1. If $$M \; dx + N \; dy = 0$$ is exact, then $$\frac{\partial F}{\partial x} = M.$$ Integrate this last equation with respect to $$x$$ to get
$$F(x,y) = \int M(x,y) \; dx + g(y).$$
2. To determine $$g(y),$$ take the partial derivative with respect to $$y$$ of both sides of the equation for $$F(x,y)$$ and substitute $$N$$ for $$\partial F / \partial y.$$ We can now solve for $$g'(y).$$
3. Integrate $$g'(y)$$ to obtain $$g(y)$$ up to some constant.
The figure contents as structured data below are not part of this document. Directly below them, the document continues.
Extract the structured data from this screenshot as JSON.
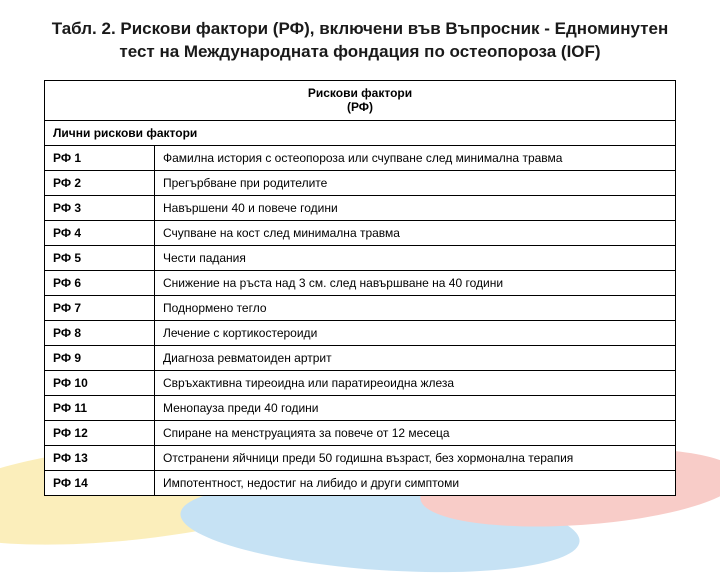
{
  "title": "Табл. 2. Рискови фактори (РФ), включени във Въпросник - Едноминутен тест на Международната фондация по остеопороза (IOF)",
  "table": {
    "header_line1": "Рискови фактори",
    "header_line2": "(РФ)",
    "section_label": "Лични рискови фактори",
    "rows": [
      {
        "code": "РФ 1",
        "desc": "Фамилна история с остеопороза или счупване след минимална травма"
      },
      {
        "code": "РФ 2",
        "desc": "Прегърбване при родителите"
      },
      {
        "code": "РФ 3",
        "desc": "Навършени 40 и повече години"
      },
      {
        "code": "РФ 4",
        "desc": "Счупване на кост след минимална травма"
      },
      {
        "code": "РФ 5",
        "desc": "Чести падания"
      },
      {
        "code": "РФ 6",
        "desc": "Снижение на ръста над 3 см. след навършване на 40 години"
      },
      {
        "code": "РФ 7",
        "desc": "Поднормено тегло"
      },
      {
        "code": "РФ 8",
        "desc": "Лечение с кортикостероиди"
      },
      {
        "code": "РФ 9",
        "desc": "Диагноза ревматоиден артрит"
      },
      {
        "code": "РФ 10",
        "desc": "Свръхактивна тиреоидна или паратиреоидна жлеза"
      },
      {
        "code": "РФ 11",
        "desc": "Менопауза преди 40 години"
      },
      {
        "code": "РФ 12",
        "desc": "Спиране на менструацията за повече от 12 месеца"
      },
      {
        "code": "РФ 13",
        "desc": "Отстранени яйчници преди 50 годишна възраст, без хормонална терапия"
      },
      {
        "code": "РФ 14",
        "desc": "Импотентност, недостиг на либидо и други симптоми"
      }
    ]
  }
}
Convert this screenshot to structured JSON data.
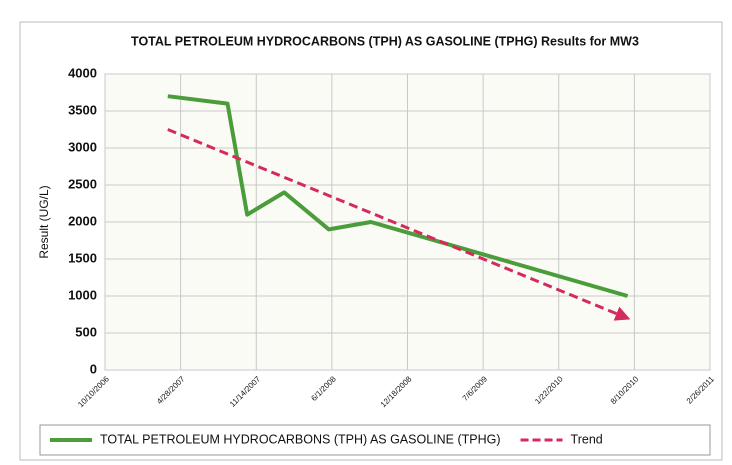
{
  "chart_data": {
    "type": "line",
    "title": "TOTAL PETROLEUM HYDROCARBONS (TPH) AS GASOLINE (TPHG) Results for MW3",
    "y_label": "Result (UG/L)",
    "xlim": [
      "2006-10-10",
      "2011-02-26"
    ],
    "xticks": [
      {
        "value": "2006-10-10",
        "label": "10/10/2006"
      },
      {
        "value": "2007-04-28",
        "label": "4/28/2007"
      },
      {
        "value": "2007-11-14",
        "label": "11/14/2007"
      },
      {
        "value": "2008-06-01",
        "label": "6/1/2008"
      },
      {
        "value": "2008-12-18",
        "label": "12/18/2008"
      },
      {
        "value": "2009-07-06",
        "label": "7/6/2009"
      },
      {
        "value": "2010-01-22",
        "label": "1/22/2010"
      },
      {
        "value": "2010-08-10",
        "label": "8/10/2010"
      },
      {
        "value": "2011-02-26",
        "label": "2/26/2011"
      }
    ],
    "ylim": [
      0,
      4000
    ],
    "yticks": [
      0,
      500,
      1000,
      1500,
      2000,
      2500,
      3000,
      3500,
      4000
    ],
    "grid": true,
    "legend": "bottom",
    "series": [
      {
        "name": "TOTAL PETROLEUM HYDROCARBONS (TPH) AS GASOLINE (TPHG)",
        "color": "#4a9d3a",
        "dashed": false,
        "x": [
          "2007-03-25",
          "2007-08-30",
          "2007-10-21",
          "2008-01-27",
          "2008-05-24",
          "2008-09-12",
          "2010-07-23"
        ],
        "values": [
          3700,
          3600,
          2100,
          2400,
          1900,
          2000,
          1000
        ]
      },
      {
        "name": "Trend",
        "color": "#d42a5c",
        "dashed": true,
        "x": [
          "2007-03-25",
          "2010-07-23"
        ],
        "values": [
          3250,
          700
        ]
      }
    ]
  }
}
Substituting $$g(y)$$ into the equation in step (1), we obtain the solution $$F(x,y) = C$$ to the given exact differential equation
Alternatively, starting with $$\partial F/ \partial y = N,$$ the implicit solution can be found by first integrating with respect to $$y.$$)